# Problèmes DEVOLO



## Wild.Spirit (27 Août 2008)

Bonjour a tous

J'ai parcouru ce forum dans tous les sens, suivi les differents conseils que j'y ai trouvé mais, rien à faire, je n'arrive pas à me connecter a internet. J'explique :
J'ai acheté 3 adaptateurs devolo, un est branché sur la 9box, un deuxieme sur le boitier TV et le troisieme dans mon bureau pres du Mac. Les 3 fonctionnent, je les ai testé, la TV fonctionne aussi, je capte tres bien le signal WIFI de l'adaptateur devolo qui ce trouve pres de mon mac mais voila, apres avoir testé milles et un reglages possibles, je n'arrive toujours pas a me connecter.
Alors je crie HELP !!!
quelqu'un pourrait-il m'aider?


----------



## Jean-Miche (29 Août 2008)

Wild.Spirit a dit:


> Bonjour a tous
> J'ai parcouru ce forum dans tous les sens, suivi les differents conseils que j'y ai trouvé mais, rien à faire, je n'arrive pas à me connecter a internet. J'explique :
> J'ai acheté 3 adaptateurs devolo, un est branché sur la 9box, un deuxieme sur le boitier TV et le troisieme dans mon bureau pres du Mac. Les 3 fonctionnent, je les ai testé, la TV fonctionne aussi, je capte tres bien le signal WIFI de l'adaptateur devolo qui ce trouve pres de mon mac mais voila, apres avoir testé milles et un reglages possibles, je n'arrive toujours pas a me connecter.
> Alors je crie HELP !!!quelqu'un pourrait-il m'aider?

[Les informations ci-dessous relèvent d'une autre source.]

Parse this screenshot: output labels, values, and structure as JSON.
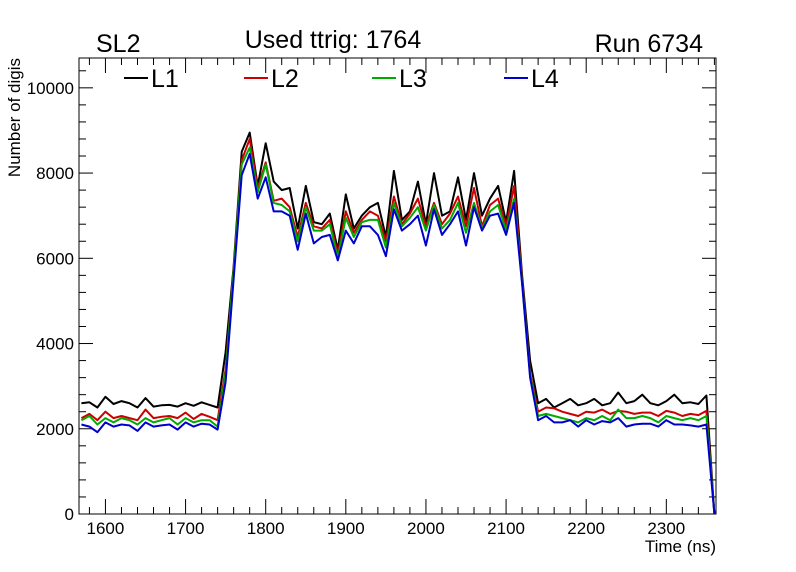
{
  "chart_data": {
    "type": "line",
    "title": "Used ttrig: 1764",
    "left_label": "SL2",
    "right_label": "Run 6734",
    "xlabel": "Time (ns)",
    "ylabel": "Number of digis",
    "xlim": [
      1567,
      2362
    ],
    "ylim": [
      0,
      10700
    ],
    "x_ticks": [
      1600,
      1700,
      1800,
      1900,
      2000,
      2100,
      2200,
      2300
    ],
    "y_ticks": [
      0,
      2000,
      4000,
      6000,
      8000,
      10000
    ],
    "grid": false,
    "legend_placement": "top-left",
    "x": [
      1570,
      1580,
      1590,
      1600,
      1610,
      1620,
      1630,
      1640,
      1650,
      1660,
      1670,
      1680,
      1690,
      1700,
      1710,
      1720,
      1730,
      1740,
      1750,
      1760,
      1770,
      1780,
      1790,
      1800,
      1810,
      1820,
      1830,
      1840,
      1850,
      1860,
      1870,
      1880,
      1890,
      1900,
      1910,
      1920,
      1930,
      1940,
      1950,
      1960,
      1970,
      1980,
      1990,
      2000,
      2010,
      2020,
      2030,
      2040,
      2050,
      2060,
      2070,
      2080,
      2090,
      2100,
      2110,
      2120,
      2130,
      2140,
      2150,
      2160,
      2170,
      2180,
      2190,
      2200,
      2210,
      2220,
      2230,
      2240,
      2250,
      2260,
      2270,
      2280,
      2290,
      2300,
      2310,
      2320,
      2330,
      2340,
      2350,
      2360
    ],
    "series": [
      {
        "name": "L1",
        "color": "#000000",
        "values": [
          2600,
          2620,
          2500,
          2750,
          2580,
          2650,
          2600,
          2500,
          2720,
          2520,
          2550,
          2560,
          2520,
          2600,
          2540,
          2620,
          2560,
          2500,
          3800,
          5800,
          8500,
          8950,
          7700,
          8700,
          7800,
          7600,
          7650,
          6700,
          7700,
          6850,
          6800,
          7050,
          6200,
          7500,
          6700,
          7000,
          7200,
          7300,
          6500,
          8050,
          6900,
          7100,
          7800,
          6800,
          8000,
          7000,
          7100,
          7900,
          6900,
          8000,
          7000,
          7400,
          7700,
          6850,
          8050,
          5600,
          3600,
          2600,
          2700,
          2500,
          2600,
          2700,
          2550,
          2600,
          2700,
          2550,
          2600,
          2850,
          2600,
          2650,
          2800,
          2600,
          2550,
          2650,
          2800,
          2600,
          2620,
          2580,
          2780,
          0
        ]
      },
      {
        "name": "L2",
        "color": "#cc0000",
        "values": [
          2250,
          2350,
          2200,
          2400,
          2250,
          2300,
          2250,
          2200,
          2450,
          2250,
          2280,
          2300,
          2250,
          2380,
          2230,
          2350,
          2280,
          2200,
          3400,
          5700,
          8300,
          8800,
          7650,
          8250,
          7350,
          7400,
          7200,
          6500,
          7300,
          6750,
          6700,
          6900,
          6100,
          7100,
          6600,
          6900,
          7100,
          7000,
          6400,
          7450,
          6800,
          7050,
          7400,
          6750,
          7300,
          6800,
          7050,
          7450,
          6750,
          7650,
          6750,
          7250,
          7400,
          6750,
          7700,
          5500,
          3300,
          2400,
          2500,
          2480,
          2400,
          2350,
          2300,
          2400,
          2380,
          2450,
          2350,
          2420,
          2400,
          2350,
          2380,
          2380,
          2300,
          2420,
          2380,
          2300,
          2350,
          2320,
          2420,
          0
        ]
      },
      {
        "name": "L3",
        "color": "#00aa00",
        "values": [
          2200,
          2300,
          2100,
          2250,
          2150,
          2250,
          2200,
          2100,
          2250,
          2150,
          2200,
          2250,
          2100,
          2250,
          2150,
          2200,
          2200,
          2050,
          3300,
          5700,
          8200,
          8600,
          7550,
          8200,
          7300,
          7250,
          7100,
          6400,
          7200,
          6650,
          6650,
          6800,
          6000,
          6950,
          6500,
          6850,
          6900,
          6900,
          6250,
          7300,
          6750,
          6950,
          7200,
          6650,
          7250,
          6700,
          6900,
          7300,
          6600,
          7300,
          6700,
          7100,
          7250,
          6650,
          7400,
          5450,
          3250,
          2300,
          2350,
          2300,
          2250,
          2200,
          2150,
          2250,
          2200,
          2300,
          2200,
          2450,
          2250,
          2250,
          2300,
          2250,
          2150,
          2300,
          2250,
          2200,
          2250,
          2200,
          2300,
          0
        ]
      },
      {
        "name": "L4",
        "color": "#0000cc",
        "values": [
          2100,
          2050,
          1920,
          2150,
          2050,
          2100,
          2080,
          1950,
          2150,
          2050,
          2080,
          2100,
          1980,
          2150,
          2050,
          2120,
          2100,
          1980,
          3100,
          5500,
          7950,
          8450,
          7400,
          7900,
          7100,
          7100,
          7000,
          6200,
          7050,
          6350,
          6500,
          6550,
          5950,
          6650,
          6350,
          6750,
          6750,
          6550,
          6050,
          7150,
          6650,
          6800,
          7000,
          6300,
          7150,
          6550,
          6800,
          7100,
          6300,
          7200,
          6650,
          7000,
          7050,
          6550,
          7300,
          5400,
          3200,
          2200,
          2300,
          2150,
          2150,
          2200,
          2050,
          2200,
          2100,
          2180,
          2150,
          2250,
          2050,
          2100,
          2120,
          2120,
          2050,
          2200,
          2100,
          2100,
          2080,
          2050,
          2100,
          0
        ]
      }
    ]
  }
}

Il y a un assistant réglages dLAN inclus sur le CD.
Je te conseille de l'utiliser. Dans un premier temps celui détectera l'adaptateur local c'est à dire celui qui est le plus proche du modem routeur.
Il suffira de mettre les clés des autres adaptateurs (il faut les relever) pour les inclure dans le réseau et attribuer un mot de passe pour le cryptage à la totalité du réseau.
Après l'utilisation de l'assistant réglages dLAN, la connexion est immédiate


----------